Penn State hosts regional leadership development program for labor leaders

UNIVERSITY PARK, Pa. — The School of Labor and Employment Relations and the Labor School at Penn State hosted a weeklong session June 25-29 for the Mid-Atlantic Labor Leadership Initiative (MALLI).

The regional leadership development program is the newest arm of the National Labor Leadership Initiative and is designed to bring labor leaders and allied organizational leaders together who have significant leadership responsibilities in their respective organizations. The yearlong program was created by the national AFL-CIO with the support of the AFL-CIO federations. The MALLI curriculum is a joint effort of labor programs at Penn State, Cornell University, Rutgers University, and West Virginia University.

The program encompasses three separate weeks of on-campus activities, with the first week hosted by Penn State. The second week will take place Sept. 24-28 at Rutgers, and the third session will be held Dec. 3-7 at West Virginia.

“This week is focused on their personal skills as a leader,” said Mary Bellman, director of the Labor School and assistant teaching professor of labor and employment relations. “The second week is about leading change within organizations, and the third week is about how we work together in a movement. The end goal is that attendees are more skilled in all three of those areas.”

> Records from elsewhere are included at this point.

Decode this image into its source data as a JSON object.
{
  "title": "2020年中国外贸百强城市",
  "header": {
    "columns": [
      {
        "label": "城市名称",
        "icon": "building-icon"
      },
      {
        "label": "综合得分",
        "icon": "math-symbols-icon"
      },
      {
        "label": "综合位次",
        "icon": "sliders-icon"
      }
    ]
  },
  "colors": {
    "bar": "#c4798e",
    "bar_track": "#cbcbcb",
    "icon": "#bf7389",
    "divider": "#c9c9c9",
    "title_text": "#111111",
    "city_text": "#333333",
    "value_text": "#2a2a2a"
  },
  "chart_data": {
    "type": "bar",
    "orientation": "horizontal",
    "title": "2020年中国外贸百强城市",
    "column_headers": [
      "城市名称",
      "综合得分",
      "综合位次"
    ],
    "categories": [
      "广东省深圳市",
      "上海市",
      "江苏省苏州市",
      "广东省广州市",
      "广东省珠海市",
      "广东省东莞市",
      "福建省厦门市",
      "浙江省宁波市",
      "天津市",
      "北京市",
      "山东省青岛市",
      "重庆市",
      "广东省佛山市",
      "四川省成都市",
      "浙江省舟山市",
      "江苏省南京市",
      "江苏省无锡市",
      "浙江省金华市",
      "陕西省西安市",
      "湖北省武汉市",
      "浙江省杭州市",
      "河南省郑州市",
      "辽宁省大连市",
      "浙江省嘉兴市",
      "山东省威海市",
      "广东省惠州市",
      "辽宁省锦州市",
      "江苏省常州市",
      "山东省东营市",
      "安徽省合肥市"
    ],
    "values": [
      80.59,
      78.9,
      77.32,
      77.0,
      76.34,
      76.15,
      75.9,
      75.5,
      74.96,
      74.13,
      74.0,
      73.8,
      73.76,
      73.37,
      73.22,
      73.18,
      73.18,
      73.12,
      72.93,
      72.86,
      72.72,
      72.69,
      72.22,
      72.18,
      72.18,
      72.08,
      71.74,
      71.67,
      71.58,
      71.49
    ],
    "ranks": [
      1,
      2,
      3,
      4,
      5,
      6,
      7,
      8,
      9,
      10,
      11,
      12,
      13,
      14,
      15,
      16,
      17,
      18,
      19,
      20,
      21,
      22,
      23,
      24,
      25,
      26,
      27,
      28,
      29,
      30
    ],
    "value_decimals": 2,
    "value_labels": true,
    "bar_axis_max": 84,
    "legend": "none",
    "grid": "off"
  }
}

Bellman added that another objective of the program is for attendees to develop relationships with those from other organizations. Bellman said she hopes that participants will see one another as resources and points of contact outside of their workplace.

Throughout the week, attendees participated in hands-on workshops that helped them to develop personally as leaders. The activities allowed participants to learn about their individual leadership styles and how to best communicate as a leader within their organization.

“This is a very worthwhile program,” said Mike Spiller from the Office and Professional Employees International Union Local 2. “We can no longer as unions work on contract language and getting the best benefits, we have to be more holistic and look at the complete person and the issues and needs they have. Before we even go and talk to our people, we have to have a good relationship with our fellow leaders, and this program here has had some really good open conversations.”